I slacked on my own game review duties at Nuketown this week (though I did pitch a review to a new market) but thankfully others remained on the ball, yielding a number of new reviews.

There are two more Dungeons & Dragons 4th Edition reviews out this week. The Geek Gazette offers some initial thoughts on the Forgotten Realms Campaign Guide and rants about the necessity of buying both a campaign guide and a player’s guide. This is undoubtedly great for WotC’s bottom line, he argues, but no so great for players.

My understanding is that Wizards is scaling back its campaign offerings, so these may be the only two FR books you get this year. I have to think they’ll publish additional Forgotten Realms source books in 2009, but at the same time they’ve been pretty upfront about releasing books for one campaign setting a year (FR this year, Eberron next, maybe Dark Sun after that).

I think the bigger question could end up being not “is this too much?” but “is it enough?”

RPG.net has a favorable review of Dungeons & Dragons 4th Edition. Reviewer Eric Christian Berg liked the ease of building encounters and the dynamic nature of combat.

Also at RPG.net is a review of Monsters of Myth. The book is a monster manual for the OSRIC old-school remake of 1st Edition Dungeons & Dragons. Reviewer Matt Slepin enjoyed the book’s treatment of the faerie, but wasn’t thrilled by its selection of “giant” versions of mundane creatures. All in all, he liked the book.

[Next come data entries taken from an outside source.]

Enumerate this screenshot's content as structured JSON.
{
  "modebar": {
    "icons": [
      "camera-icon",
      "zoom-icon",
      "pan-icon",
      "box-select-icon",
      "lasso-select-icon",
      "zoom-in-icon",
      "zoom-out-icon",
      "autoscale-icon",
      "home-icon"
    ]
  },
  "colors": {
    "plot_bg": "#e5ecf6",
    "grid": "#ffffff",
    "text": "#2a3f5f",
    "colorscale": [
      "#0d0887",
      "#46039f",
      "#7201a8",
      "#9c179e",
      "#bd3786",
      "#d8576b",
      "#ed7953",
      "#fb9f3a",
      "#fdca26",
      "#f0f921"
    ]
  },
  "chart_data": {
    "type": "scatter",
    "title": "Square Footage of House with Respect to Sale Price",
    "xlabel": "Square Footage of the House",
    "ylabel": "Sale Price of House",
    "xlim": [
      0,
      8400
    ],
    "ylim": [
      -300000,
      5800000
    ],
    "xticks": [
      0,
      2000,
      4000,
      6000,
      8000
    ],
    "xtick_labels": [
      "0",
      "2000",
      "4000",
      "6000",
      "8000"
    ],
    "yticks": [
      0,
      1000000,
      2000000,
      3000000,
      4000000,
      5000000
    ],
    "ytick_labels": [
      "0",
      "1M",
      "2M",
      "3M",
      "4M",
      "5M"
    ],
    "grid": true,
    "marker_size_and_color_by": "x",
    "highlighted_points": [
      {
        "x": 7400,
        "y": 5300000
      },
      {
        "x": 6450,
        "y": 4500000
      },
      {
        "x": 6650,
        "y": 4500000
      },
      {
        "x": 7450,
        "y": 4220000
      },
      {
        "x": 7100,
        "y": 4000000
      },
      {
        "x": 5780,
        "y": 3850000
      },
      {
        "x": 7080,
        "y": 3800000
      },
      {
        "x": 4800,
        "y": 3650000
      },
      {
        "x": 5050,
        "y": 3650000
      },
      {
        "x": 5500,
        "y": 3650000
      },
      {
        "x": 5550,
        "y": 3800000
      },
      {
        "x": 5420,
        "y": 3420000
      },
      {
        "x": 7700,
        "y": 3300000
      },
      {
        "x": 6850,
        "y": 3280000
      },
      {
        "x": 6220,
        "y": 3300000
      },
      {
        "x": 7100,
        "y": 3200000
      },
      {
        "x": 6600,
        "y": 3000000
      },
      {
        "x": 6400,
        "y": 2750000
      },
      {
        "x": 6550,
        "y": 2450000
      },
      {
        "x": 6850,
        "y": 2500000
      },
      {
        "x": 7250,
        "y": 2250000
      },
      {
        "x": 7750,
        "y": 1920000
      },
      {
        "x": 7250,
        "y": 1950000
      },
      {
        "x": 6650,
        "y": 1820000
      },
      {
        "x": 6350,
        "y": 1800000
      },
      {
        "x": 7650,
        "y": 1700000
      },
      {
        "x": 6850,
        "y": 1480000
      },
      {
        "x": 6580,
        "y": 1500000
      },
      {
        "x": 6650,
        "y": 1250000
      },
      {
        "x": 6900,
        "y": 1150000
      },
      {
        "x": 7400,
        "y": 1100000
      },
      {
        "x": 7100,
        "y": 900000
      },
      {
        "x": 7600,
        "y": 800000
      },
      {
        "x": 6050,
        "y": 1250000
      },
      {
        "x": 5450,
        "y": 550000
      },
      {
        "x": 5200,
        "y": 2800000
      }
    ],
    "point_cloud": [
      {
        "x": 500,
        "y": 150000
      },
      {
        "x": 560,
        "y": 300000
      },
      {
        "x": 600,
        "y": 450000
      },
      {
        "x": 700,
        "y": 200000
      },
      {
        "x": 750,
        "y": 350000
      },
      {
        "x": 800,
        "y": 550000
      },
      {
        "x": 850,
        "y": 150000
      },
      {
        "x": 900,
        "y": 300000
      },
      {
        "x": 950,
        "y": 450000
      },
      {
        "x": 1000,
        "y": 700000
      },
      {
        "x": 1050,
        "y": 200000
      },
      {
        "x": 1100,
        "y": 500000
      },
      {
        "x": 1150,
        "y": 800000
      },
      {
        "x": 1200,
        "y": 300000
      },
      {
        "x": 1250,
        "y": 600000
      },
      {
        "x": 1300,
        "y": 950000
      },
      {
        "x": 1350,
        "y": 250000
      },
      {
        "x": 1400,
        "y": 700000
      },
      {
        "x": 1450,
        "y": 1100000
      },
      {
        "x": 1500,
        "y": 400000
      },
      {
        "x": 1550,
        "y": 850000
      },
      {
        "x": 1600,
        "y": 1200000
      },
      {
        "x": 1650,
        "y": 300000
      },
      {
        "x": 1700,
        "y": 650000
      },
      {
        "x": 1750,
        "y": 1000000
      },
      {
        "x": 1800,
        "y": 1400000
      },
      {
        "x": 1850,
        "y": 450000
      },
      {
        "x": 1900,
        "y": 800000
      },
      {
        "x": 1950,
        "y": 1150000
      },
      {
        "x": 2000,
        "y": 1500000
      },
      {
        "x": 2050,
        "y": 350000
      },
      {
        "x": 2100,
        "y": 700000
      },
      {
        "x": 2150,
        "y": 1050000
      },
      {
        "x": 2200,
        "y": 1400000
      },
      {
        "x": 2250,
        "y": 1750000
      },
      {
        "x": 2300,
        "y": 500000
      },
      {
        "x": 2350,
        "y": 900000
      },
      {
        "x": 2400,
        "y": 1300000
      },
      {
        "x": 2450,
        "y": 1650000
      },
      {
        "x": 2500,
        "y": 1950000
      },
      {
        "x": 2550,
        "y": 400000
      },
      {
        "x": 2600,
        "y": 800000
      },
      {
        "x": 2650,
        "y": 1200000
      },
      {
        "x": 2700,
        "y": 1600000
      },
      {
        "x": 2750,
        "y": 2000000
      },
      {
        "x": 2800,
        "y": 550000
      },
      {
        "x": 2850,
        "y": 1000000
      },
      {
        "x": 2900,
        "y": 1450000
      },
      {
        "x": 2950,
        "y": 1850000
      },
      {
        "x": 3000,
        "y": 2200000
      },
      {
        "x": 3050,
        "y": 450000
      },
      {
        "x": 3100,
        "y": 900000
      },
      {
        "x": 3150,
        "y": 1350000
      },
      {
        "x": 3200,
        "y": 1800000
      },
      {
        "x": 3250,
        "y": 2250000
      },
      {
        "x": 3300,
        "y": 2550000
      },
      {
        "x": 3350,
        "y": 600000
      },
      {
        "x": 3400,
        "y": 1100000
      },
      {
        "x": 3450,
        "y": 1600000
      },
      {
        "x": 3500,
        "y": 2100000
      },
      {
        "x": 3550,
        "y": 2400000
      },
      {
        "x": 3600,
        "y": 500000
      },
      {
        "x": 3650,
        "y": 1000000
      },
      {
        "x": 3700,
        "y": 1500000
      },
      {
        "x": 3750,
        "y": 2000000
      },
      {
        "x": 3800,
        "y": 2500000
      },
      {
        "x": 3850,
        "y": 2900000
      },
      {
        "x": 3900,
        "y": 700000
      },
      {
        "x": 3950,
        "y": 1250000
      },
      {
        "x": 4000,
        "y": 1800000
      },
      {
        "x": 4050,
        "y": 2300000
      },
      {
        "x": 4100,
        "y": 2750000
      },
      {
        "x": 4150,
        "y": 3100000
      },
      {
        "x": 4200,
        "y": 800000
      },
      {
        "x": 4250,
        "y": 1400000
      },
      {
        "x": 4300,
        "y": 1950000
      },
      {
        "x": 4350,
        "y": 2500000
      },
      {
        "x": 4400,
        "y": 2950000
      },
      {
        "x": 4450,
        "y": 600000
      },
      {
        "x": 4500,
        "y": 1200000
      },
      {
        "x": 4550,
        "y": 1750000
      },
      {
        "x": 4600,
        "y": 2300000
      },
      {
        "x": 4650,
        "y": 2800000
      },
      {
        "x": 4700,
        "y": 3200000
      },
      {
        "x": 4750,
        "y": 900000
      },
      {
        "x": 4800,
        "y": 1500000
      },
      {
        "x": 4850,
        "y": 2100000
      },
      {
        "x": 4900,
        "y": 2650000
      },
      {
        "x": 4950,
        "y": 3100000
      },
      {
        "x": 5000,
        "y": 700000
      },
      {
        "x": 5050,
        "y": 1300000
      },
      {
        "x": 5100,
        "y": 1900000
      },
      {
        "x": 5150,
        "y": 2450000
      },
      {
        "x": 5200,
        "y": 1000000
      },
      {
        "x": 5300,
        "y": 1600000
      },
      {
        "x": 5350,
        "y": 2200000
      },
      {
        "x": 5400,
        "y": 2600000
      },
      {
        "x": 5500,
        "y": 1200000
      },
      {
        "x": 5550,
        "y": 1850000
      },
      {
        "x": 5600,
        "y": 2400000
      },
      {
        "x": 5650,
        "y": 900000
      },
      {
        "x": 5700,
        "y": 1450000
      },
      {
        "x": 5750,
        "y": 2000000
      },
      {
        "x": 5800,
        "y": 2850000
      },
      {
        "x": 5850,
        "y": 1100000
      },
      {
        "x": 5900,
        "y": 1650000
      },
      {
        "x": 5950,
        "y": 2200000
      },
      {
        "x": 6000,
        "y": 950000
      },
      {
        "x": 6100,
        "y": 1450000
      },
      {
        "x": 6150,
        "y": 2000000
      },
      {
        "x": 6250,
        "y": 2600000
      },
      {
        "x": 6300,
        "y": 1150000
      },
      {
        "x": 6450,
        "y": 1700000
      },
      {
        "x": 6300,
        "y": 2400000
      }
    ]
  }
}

Living Dice provides an quick look review of Aces and Eights: Shattered Frontier by Kenzerco, discussing the book’s fine production values and unique combat system. The reviewer notes that the game isn’t for everyone; combat is exceedingly deadly, which means people are really going to have to focus on role-playing their way through many encounters.

HeroPress has a review of The Gamers – Dorkness Rising, the loose sequel to the original The Gamers flick. Like the first movie, this one features the story of a game master attempting to run his players through an adventure. The point of view switches between the players at the gaming table, and then in character in the fantasy world. General sentiment: amusing, but not brilliant, with better production values and a better ending than the initial outing.

The Accidental Survivors podcast has a review of the True20 Revised Edition by Green Ronin in Episode #35. They also talk about Burn Notice and the idea of running a Burn Notice modern campaign.

Gaming Report reviews Elric: Magic Of The Young Kingdoms, and finds it a tome that doesn’t go nearly deep enough into it’s subject matter. The book presents a broad overview of magic in the Young Kingdom’s, but doesn’t delve deep enough into any one area.